The first dimension is order visibility. Unlike traditional commercial companies, defense contractors’ revenue depends heavily on government contract schedules and funding timing. Therefore, backlog—especially funded backlog—reflects true demand better than current-period revenue. AVAV’s $1.2 billion in funded backlog provides revenue visibility for at least the next 12 months, which is an important support for its valuation.

The second dimension is the match between the product portfolio and the structure of defense budgets. AVAV’s drones, loitering munitions, counter-UAV systems, and laser weapons cover precisely several sub-sectors within defense budgets that are growing the fastest. This kind of structural alignment determines whether the company can continue to benefit from military spending expansion over the medium to long term.

The third dimension is the relationship between M&A integration and organic growth. AVAV achieved a jump in revenue through the acquisitions of BlueHalo and ESAero, but M&A also brings risks such as integration challenges, goodwill impairment, and financial restatements. Investors need to distinguish which portions of growth are sustainable organic growth and which portions are one-off M&A contributions.

The fourth dimension is the mismatch between the capital expenditure cycle and the profit cycle. Defense-tech companies often need to invest heavily in capacity early when demand surges. This suppresses profit margins in the short term but lays the foundation for growth in the medium to long term.
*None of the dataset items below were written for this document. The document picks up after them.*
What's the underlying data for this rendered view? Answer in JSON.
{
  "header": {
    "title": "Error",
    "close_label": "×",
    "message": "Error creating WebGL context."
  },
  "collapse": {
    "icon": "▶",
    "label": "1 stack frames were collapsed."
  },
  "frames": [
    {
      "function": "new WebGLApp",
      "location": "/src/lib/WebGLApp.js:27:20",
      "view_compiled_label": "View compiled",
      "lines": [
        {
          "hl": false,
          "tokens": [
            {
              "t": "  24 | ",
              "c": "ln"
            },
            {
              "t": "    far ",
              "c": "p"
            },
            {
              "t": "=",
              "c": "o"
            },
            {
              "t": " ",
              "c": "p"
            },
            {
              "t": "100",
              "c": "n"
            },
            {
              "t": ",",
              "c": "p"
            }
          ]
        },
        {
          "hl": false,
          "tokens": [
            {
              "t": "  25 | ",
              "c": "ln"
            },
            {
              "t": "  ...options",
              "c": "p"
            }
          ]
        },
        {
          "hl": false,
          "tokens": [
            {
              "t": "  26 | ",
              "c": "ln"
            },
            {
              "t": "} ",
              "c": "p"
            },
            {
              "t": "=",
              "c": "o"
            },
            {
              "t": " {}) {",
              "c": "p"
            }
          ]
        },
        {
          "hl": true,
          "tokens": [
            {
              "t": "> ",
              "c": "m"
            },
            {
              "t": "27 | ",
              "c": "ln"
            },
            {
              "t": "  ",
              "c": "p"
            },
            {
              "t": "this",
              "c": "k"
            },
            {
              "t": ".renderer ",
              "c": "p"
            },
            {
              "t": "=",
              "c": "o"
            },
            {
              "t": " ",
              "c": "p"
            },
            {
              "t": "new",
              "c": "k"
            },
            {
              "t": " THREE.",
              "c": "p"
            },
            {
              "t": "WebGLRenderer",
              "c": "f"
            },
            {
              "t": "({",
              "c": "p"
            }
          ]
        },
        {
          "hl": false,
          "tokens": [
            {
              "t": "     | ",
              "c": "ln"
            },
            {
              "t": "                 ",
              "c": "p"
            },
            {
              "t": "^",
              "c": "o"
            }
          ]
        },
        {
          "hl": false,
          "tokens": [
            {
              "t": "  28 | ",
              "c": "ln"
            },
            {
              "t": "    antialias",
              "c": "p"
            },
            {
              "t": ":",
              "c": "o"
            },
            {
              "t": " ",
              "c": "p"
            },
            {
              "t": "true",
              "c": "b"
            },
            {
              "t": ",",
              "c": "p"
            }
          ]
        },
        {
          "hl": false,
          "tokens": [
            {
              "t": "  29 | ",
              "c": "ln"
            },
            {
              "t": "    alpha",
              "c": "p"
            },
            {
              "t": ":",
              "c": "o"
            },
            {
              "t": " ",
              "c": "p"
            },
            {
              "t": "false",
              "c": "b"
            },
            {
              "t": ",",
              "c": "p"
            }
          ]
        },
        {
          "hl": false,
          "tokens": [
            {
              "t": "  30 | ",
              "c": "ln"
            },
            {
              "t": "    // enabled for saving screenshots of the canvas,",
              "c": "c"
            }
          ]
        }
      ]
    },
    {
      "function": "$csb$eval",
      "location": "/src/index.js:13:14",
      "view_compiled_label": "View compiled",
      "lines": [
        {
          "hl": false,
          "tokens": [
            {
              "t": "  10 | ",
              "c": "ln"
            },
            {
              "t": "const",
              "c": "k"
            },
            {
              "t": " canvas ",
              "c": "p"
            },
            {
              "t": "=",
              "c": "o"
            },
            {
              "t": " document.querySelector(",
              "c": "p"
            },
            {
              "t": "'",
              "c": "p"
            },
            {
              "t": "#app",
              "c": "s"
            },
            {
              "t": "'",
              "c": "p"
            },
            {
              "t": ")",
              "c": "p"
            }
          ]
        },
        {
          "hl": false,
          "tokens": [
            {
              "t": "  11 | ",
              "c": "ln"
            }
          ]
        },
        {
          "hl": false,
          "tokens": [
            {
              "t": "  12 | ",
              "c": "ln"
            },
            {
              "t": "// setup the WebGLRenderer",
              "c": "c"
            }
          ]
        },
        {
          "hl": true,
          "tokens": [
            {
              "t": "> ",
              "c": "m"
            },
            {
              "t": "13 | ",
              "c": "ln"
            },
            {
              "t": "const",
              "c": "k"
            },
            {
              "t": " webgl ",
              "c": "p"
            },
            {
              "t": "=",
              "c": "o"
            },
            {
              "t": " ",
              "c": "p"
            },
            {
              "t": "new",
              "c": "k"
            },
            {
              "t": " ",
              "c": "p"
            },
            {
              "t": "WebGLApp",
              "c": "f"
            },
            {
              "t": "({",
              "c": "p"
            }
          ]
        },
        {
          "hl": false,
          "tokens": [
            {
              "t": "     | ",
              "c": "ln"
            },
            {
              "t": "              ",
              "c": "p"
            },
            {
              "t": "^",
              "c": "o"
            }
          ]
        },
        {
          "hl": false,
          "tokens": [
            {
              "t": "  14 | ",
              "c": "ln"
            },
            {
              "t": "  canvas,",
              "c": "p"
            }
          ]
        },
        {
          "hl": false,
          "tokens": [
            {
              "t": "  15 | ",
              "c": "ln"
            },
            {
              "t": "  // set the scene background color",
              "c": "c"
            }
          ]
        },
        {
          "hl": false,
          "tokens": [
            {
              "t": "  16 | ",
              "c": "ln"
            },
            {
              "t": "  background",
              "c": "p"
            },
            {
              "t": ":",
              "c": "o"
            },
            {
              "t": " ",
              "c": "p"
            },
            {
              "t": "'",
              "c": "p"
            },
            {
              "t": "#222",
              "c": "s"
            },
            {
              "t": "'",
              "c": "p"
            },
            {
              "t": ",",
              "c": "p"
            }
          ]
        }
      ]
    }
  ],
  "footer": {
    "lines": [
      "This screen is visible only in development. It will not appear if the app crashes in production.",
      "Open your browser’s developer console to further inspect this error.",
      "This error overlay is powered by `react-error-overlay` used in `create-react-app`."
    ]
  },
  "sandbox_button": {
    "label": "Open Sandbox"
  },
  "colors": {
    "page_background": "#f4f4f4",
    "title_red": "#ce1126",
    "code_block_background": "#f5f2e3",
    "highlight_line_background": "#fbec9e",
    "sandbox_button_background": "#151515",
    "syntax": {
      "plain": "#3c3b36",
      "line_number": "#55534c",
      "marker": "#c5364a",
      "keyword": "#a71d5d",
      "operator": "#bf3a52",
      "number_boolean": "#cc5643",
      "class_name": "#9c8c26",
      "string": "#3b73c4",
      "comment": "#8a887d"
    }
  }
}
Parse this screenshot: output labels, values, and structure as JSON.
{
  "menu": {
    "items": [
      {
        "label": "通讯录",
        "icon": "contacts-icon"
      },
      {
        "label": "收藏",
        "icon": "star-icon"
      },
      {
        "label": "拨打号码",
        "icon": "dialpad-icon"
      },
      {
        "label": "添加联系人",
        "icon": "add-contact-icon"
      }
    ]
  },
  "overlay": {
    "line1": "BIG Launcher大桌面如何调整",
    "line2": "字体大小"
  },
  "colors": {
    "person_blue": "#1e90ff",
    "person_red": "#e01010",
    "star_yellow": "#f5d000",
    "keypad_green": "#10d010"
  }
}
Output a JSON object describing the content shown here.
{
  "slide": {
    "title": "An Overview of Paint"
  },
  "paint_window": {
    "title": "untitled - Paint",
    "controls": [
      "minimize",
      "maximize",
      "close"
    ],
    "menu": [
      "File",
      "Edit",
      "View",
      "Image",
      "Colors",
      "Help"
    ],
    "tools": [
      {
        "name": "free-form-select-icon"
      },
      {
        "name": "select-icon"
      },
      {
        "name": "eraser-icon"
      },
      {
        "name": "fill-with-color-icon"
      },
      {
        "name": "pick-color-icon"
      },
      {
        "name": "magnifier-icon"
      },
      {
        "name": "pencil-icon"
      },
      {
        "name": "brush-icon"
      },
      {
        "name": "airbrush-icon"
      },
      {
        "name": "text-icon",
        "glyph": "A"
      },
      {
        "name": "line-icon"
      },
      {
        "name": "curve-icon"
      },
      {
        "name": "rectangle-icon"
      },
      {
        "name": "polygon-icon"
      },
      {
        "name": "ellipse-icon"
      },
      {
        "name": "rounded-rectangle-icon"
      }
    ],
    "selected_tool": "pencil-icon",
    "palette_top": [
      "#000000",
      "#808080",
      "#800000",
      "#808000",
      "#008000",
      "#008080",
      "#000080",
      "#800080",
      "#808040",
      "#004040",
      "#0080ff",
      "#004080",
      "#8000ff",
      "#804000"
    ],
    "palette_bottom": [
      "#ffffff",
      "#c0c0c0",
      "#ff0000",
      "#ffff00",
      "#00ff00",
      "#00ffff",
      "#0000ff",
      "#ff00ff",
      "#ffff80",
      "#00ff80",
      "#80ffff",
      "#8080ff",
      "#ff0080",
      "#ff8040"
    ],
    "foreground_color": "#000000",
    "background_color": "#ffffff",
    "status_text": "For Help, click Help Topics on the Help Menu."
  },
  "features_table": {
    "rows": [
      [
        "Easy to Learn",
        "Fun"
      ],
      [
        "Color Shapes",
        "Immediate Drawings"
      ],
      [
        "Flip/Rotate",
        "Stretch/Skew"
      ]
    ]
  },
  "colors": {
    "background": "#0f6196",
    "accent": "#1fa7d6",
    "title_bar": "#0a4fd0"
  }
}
AVAV is currently in this phase, and the market’s response to its profit guidance will depend on how much of a premium investors are willing to pay for long-term growth.

Summary

AeroVironment’s fiscal 2026 earnings report presents a typical picture of a defense technology company during a structural demand expansion cycle: rapid growth in both revenue and orders, capacity expansion weighing on short-term profits, and valuation oscillating between optimism and caution. Its core investment logic is built on the long-term trend of global defense spending shifting toward unmanned systems and directed energy weapons, while short-term risks come from customer concentration, uncertainty in contract execution, and the profit-dilutive effect of capacity investments. AVAV’s subsequent performance will depend on whether the company can convert its $1.2 billion backlog into sustainable revenue growth and find a balance between capacity expansion and profit margins.

Frequently Asked Questions (FAQ)

Q1: What are AVAV’s main businesses?

AeroVironment is a defense technology company whose businesses cover Autonomous Systems (drones, loitering munitions, ground robots) and two major segments: Space, Cyber, and Directed Energy. Its core products include the Switchblade series of loitering munitions, the Puma and Raven reconnaissance drones, and the LOCUST laser weapon system.

Q2: How has AVAV performed in its most recent earnings?

In fiscal 2026 Q4, revenue was $641.6 million, up 133% year over year; full-year revenue was $1.977 billion, up 141% year over year. Non-GAAP adjusted earnings per share were $1.84, which was about 25% above analysts’ expectations.

Q3: How is AVAV’s order situation?

Full-year fiscal 2026 bookings reached $2.7 billion, with a book-to-bill ratio of 1.4. As of the end of the reporting period, funded backlog was $1.2 billion, up 65% year over year.

Q4: Why is AVAV’s earnings guidance below expectations?

The company expects fiscal 2027 revenue of $2.13 billion to $2.23 billion, but its earnings guidance is below market expectations. The main reason is that capital expenditures will rise sharply from 5% of revenue to 12% to 14%, to expand capacity.

Q5: What are AVAV’s main risks?

The main risks include: financial restatements and lawsuits related to the cancellation of the SCAR contract, capacity expansion execution risk, and a market environment with significant valuation divergence; also, the company’s revenue is highly concentrated among customers including the U.S. Department of Defense.

Q6: What is the general view of institutions on AVAV?

Institutional views are generally optimistic, but there are large differences in target prices. Wedbush gives an “Outperform” rating and a $250 target price; Stifel maintains a “Buy” rating but lowers its target price to $220; and the institutional consensus target-price median compiled by Barchart is about $295.